This Is The Best Whiskey To Cook With

People have been happily knocking back various types of whiskey since whenever the stuff was invented — about the best we can come up with, date-wise, is a vague sometime in the middle ages. From the 19th century on, at which time it was first employed in the now-aptly named Old Fashioned, whiskey has also played a role in a panoply of cocktails. Lately, however, the spirit has been coming into its own as a cooking ingredient. Restaurants including Applebee's, TGI Fridays, and Red Robin have whiskey burgers on their menu, while Haagen Dazs has a whiskey hazelnut latte ice cream flavor and Rhee Drummond likes to add whiskey to her sticky buns.

Excited to start cooking with whiskey? It's surprisingly versatile, so you could start by adding a slug your next batch of chili, using it to make a steak sauce, or glaze meats such as ham and roast pork. You could also try some whisky (without the "e") in the simple Scottish dessert known as cranachan or even add some to a batch of chocolate chip cookies. If you're wondering what whiskey to use, though, we have some rather surprising advice on the subject, particularly when you consider the source.

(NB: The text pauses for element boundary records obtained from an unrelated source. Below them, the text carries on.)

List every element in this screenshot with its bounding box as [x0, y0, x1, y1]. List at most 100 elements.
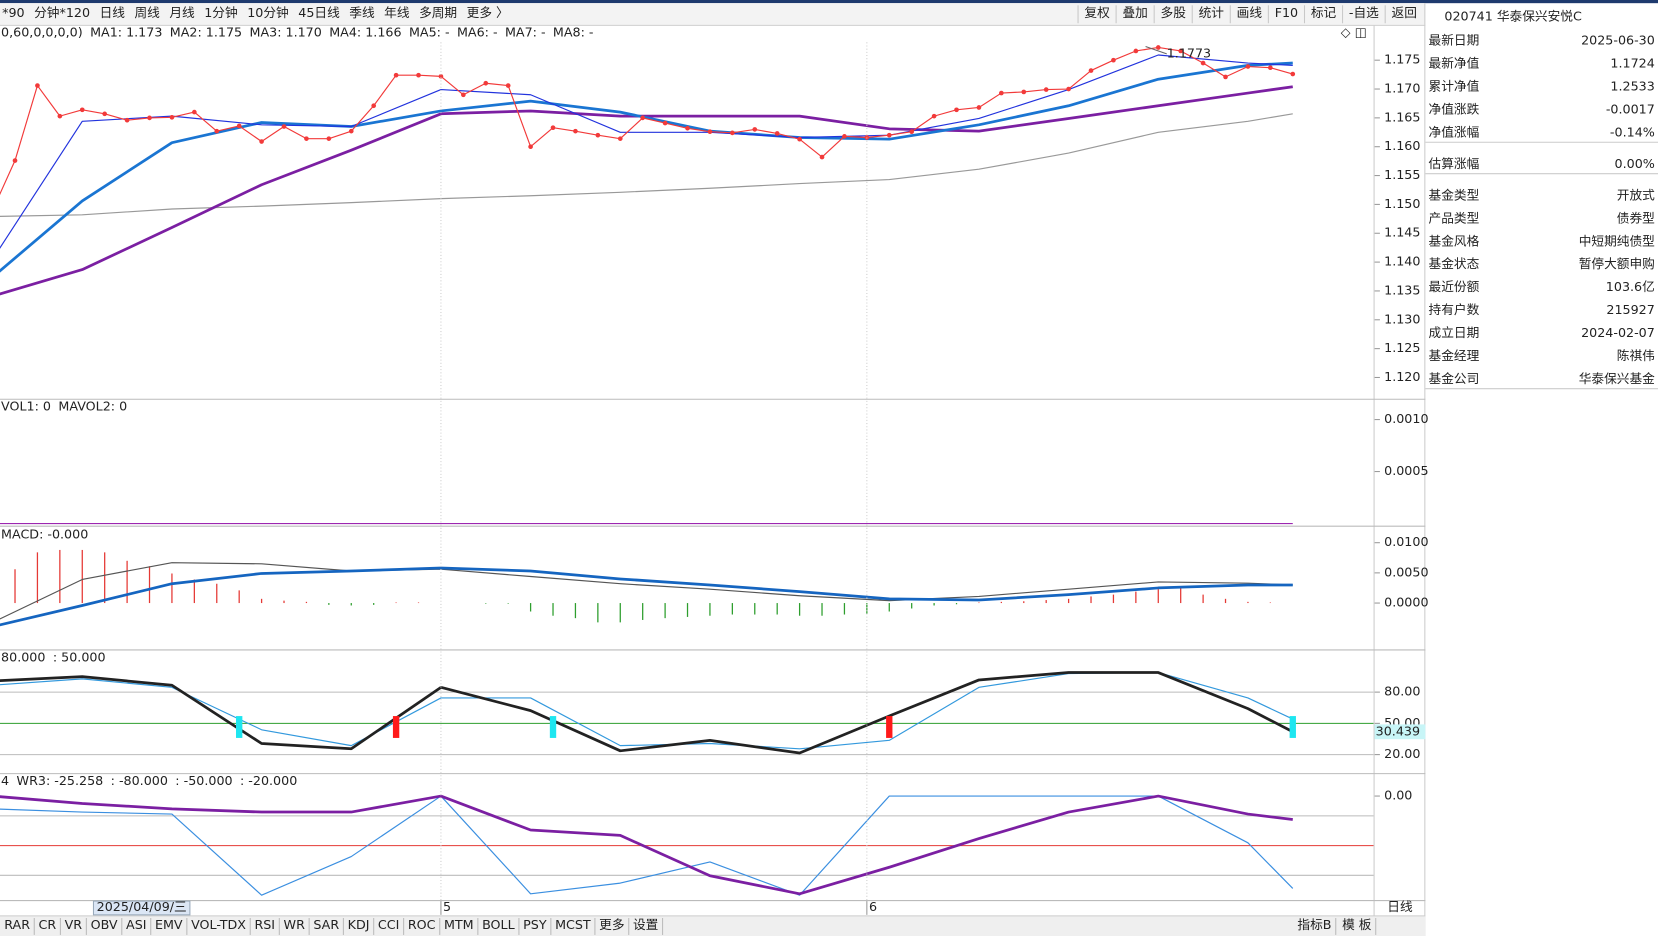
data-point: [1043, 87, 1049, 92]
info-value: 陈祺伟: [1617, 348, 1655, 363]
tool-button[interactable]: 返回: [1392, 5, 1417, 20]
data-point: [797, 136, 802, 142]
period-button[interactable]: 10分钟: [247, 5, 289, 20]
signal-marker: [392, 716, 400, 738]
current-value-box: [1374, 724, 1426, 740]
indicator-tab[interactable]: ASI: [126, 917, 146, 932]
data-point: [1088, 68, 1094, 73]
series-line: [0, 85, 1293, 296]
x-tick-label: 6: [869, 899, 877, 914]
data-point: [214, 128, 220, 134]
info-label: 最新日期: [1429, 33, 1480, 48]
legend-item: : -50.000: [175, 773, 232, 788]
y-tick-label: 1.165: [1384, 109, 1420, 124]
period-button[interactable]: 多周期: [419, 5, 457, 20]
period-button[interactable]: 周线: [134, 5, 160, 20]
indicator-tab[interactable]: WR: [284, 917, 306, 932]
data-point: [886, 132, 892, 138]
period-button[interactable]: 日线: [100, 5, 126, 20]
info-value: -0.14%: [1610, 125, 1655, 140]
info-value: 215927: [1606, 302, 1654, 317]
y-tick-label: 1.160: [1384, 138, 1420, 153]
data-point: [819, 154, 825, 160]
data-point: [1200, 60, 1206, 66]
info-value: 2025-06-30: [1581, 33, 1655, 48]
cursor-date: 2025/04/09/三: [97, 899, 187, 914]
y-tick-label: 1.130: [1384, 311, 1420, 326]
indicator-tab[interactable]: PSY: [523, 917, 547, 932]
data-point: [1178, 48, 1184, 54]
data-point: [954, 107, 959, 113]
legend-item: 80.000: [1, 649, 45, 664]
indicator-tab[interactable]: RAR: [4, 917, 30, 932]
legend-item: MA5: -: [409, 24, 450, 39]
indicator-tab[interactable]: MTM: [444, 917, 474, 932]
tool-button[interactable]: F10: [1275, 5, 1298, 20]
data-point: [326, 136, 332, 141]
data-point: [842, 134, 847, 139]
indicator-tab[interactable]: KDJ: [348, 917, 370, 932]
tab-bar: [0, 915, 1426, 936]
indicator-tab[interactable]: SAR: [313, 917, 339, 932]
info-label: 基金风格: [1429, 233, 1480, 248]
signal-marker: [886, 716, 893, 738]
data-point: [169, 114, 175, 120]
period-button[interactable]: 更多 〉: [467, 5, 509, 20]
y-tick-label: 1.135: [1384, 282, 1420, 297]
tool-button[interactable]: 复权: [1084, 5, 1110, 20]
legend-item: MA7: -: [505, 24, 546, 39]
indicator-tab[interactable]: RSI: [254, 917, 275, 932]
indicator-tab[interactable]: VOL-TDX: [191, 917, 246, 932]
y-tick-label: 1.125: [1384, 340, 1420, 355]
indicator-tab[interactable]: OBV: [91, 917, 118, 932]
template-tab[interactable]: 指标B: [1297, 917, 1331, 932]
indicator-tab[interactable]: EMV: [155, 917, 183, 932]
info-label: 估算涨幅: [1429, 156, 1480, 171]
y-tick-label: 0.0010: [1384, 411, 1428, 426]
data-point: [124, 117, 130, 123]
period-button[interactable]: 季线: [349, 5, 375, 20]
tool-button[interactable]: -自选: [1349, 5, 1379, 20]
legend-item: MAVOL2: 0: [58, 399, 127, 414]
period-button[interactable]: 1分钟: [204, 5, 237, 20]
info-value: 中短期纯债型: [1579, 233, 1655, 248]
info-label: 基金经理: [1429, 348, 1480, 363]
indicator-tab[interactable]: ROC: [408, 917, 436, 932]
period-button[interactable]: 分钟*120: [34, 5, 90, 20]
info-label: 基金公司: [1429, 371, 1480, 386]
data-point: [1111, 57, 1116, 63]
period-button[interactable]: 年线: [384, 5, 410, 20]
legend-item: VOL1: 0: [1, 399, 51, 414]
period-button[interactable]: 月线: [169, 5, 195, 20]
period-label: 日线: [1387, 899, 1413, 914]
indicator-tab[interactable]: BOLL: [482, 917, 515, 932]
legend-item: MA6: -: [457, 24, 498, 39]
toolbar: [0, 3, 1426, 26]
period-button[interactable]: 45日线: [298, 5, 340, 20]
y-tick-label: 1.155: [1384, 167, 1420, 182]
tool-button[interactable]: 叠加: [1122, 5, 1147, 20]
y-tick-label: 80.00: [1384, 684, 1420, 699]
info-value: 债券型: [1617, 210, 1655, 225]
tool-button[interactable]: 统计: [1199, 5, 1225, 20]
template-tab[interactable]: 模 板: [1342, 917, 1372, 932]
series-line: [0, 566, 1293, 627]
tool-button[interactable]: 标记: [1311, 5, 1337, 20]
data-point: [147, 115, 152, 121]
data-point: [1133, 48, 1139, 54]
legend-item: 4: [1, 773, 9, 788]
period-button[interactable]: *90: [2, 5, 24, 20]
indicator-tab[interactable]: VR: [65, 917, 83, 932]
tool-button[interactable]: 多股: [1161, 5, 1187, 20]
indicator-tab[interactable]: 更多: [599, 917, 624, 932]
indicator-tab[interactable]: CR: [38, 917, 56, 932]
indicator-tab[interactable]: MCST: [555, 917, 591, 932]
indicator-tab[interactable]: 设置: [633, 917, 658, 932]
data-point: [595, 132, 601, 138]
indicator-tab[interactable]: CCI: [378, 917, 399, 932]
legend-item: WR3: -25.258: [17, 773, 104, 788]
legend-item: : 50.000: [53, 649, 106, 664]
tool-button[interactable]: 画线: [1237, 5, 1263, 20]
info-label: 最新净值: [1429, 56, 1480, 71]
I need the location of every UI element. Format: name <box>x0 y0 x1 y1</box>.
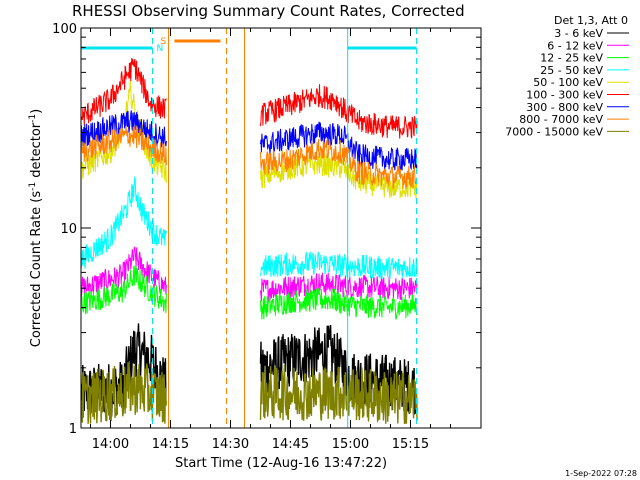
series-line-4-part-2 <box>260 251 418 281</box>
x-tick-label-1: 14:00 <box>92 437 129 452</box>
series-line-7-part-2 <box>260 121 418 171</box>
timestamp: 1-Sep-2022 07:28 <box>565 469 637 478</box>
y-tick-label-2: 10 <box>60 222 77 237</box>
y-axis-label-sup1: -1 <box>28 182 38 191</box>
flag-label-S: S <box>160 37 166 47</box>
legend-label-9: 7000 - 15000 keV <box>505 125 603 138</box>
y-tick-label-3: 100 <box>52 22 77 37</box>
series-line-8-part-2 <box>260 137 418 190</box>
legend-label-6: 100 - 300 keV <box>526 89 603 102</box>
series-line-7-part-1 <box>80 110 167 149</box>
y-tick-label-1: 1 <box>69 422 77 437</box>
series-line-3-part-2 <box>260 286 418 320</box>
y-axis-label-end: ) <box>29 109 44 114</box>
legend-label-4: 25 - 50 keV <box>540 64 603 77</box>
legend-label-2: 6 - 12 keV <box>547 39 603 52</box>
y-axis-label-sup2: -1 <box>28 114 38 123</box>
legend-label-5: 50 - 100 keV <box>533 76 603 89</box>
x-axis-label: Start Time (12-Aug-16 13:47:22) <box>175 456 387 471</box>
plot-frame <box>80 27 482 429</box>
series-line-2-part-2 <box>260 272 418 302</box>
x-tick-label-5: 15:00 <box>332 437 369 452</box>
series-line-3-part-1 <box>80 265 167 315</box>
y-axis-label-mid: detector <box>29 122 44 182</box>
y-axis-label: Corrected Count Rate (s-1 detector-1) <box>28 109 44 347</box>
legend-label-3: 12 - 25 keV <box>540 52 603 65</box>
x-tick-label-3: 14:30 <box>212 437 249 452</box>
legend-label-8: 800 - 7000 keV <box>519 113 603 126</box>
x-tick-label-4: 14:45 <box>272 437 309 452</box>
axes: 14:00 14:15 14:30 14:45 15:00 15:15 1 10 100 <box>52 22 481 452</box>
series-line-9-part-2 <box>259 364 418 425</box>
legend-label-7: 300 - 800 keV <box>526 101 603 114</box>
legend-header: Det 1,3, Att 0 <box>554 14 628 27</box>
x-tick-label-2: 14:15 <box>152 437 189 452</box>
series-line-9-part-1 <box>80 362 168 424</box>
series-line-6-part-1 <box>80 57 167 126</box>
legend-label-1: 3 - 6 keV <box>554 27 603 40</box>
series-line-6-part-2 <box>260 84 418 139</box>
x-tick-label-6: 15:15 <box>392 437 429 452</box>
chart-title: RHESSI Observing Summary Count Rates, Co… <box>72 2 465 20</box>
y-axis-label-main: Corrected Count Rate (s <box>29 191 44 348</box>
flag-label-N: N <box>156 44 163 54</box>
series-marks <box>80 57 418 425</box>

Cooking whiskey need not be expensive

Whenever certain home cooks, random internet know-it-alls, and celebrity chefs whose names rhyme with "Tina Martin" advise on what ingredients to use, they always seem to recommend using something "good," which, in plain English, tends to mean "the priciest stuff available." This may also be what you'd expect from an organization bearing the name Escoffier and named for the great Auguste, but you might be pleasantly surprised by the advice offered by the Auguste Escoffier School of Culinary Arts as regards cooking with whiskey. While they enthusiastically endorse its use in recipes ranging from pancake syrup to pie, surprisingly enough, they do not insist on top-shelf stuff.

Instead, Escoffier offers the very palatable advice to use more budget-friendly booze brands for cooking. They feel that good whiskey is meant to be savored, but cooking whiskey need not be anything too extravagant. They also acknowledge that not everyone is a big whiskey drinker and suggest purchasing miniature bottles for recipes that require just a tablespoon or so of whiskey. If you prefer not to have alcohol in the house at all but you'd still like to experiment with whiskey flavor, we do have another suggestion. While many zero-proof spirits sadly come up short in the taste department, WhistlePig makes a nonalcoholic rye called PiggyBack Devil's Slide that has all of the flavor with barely any of the booze and can easily take the place of the higher-octane stuff.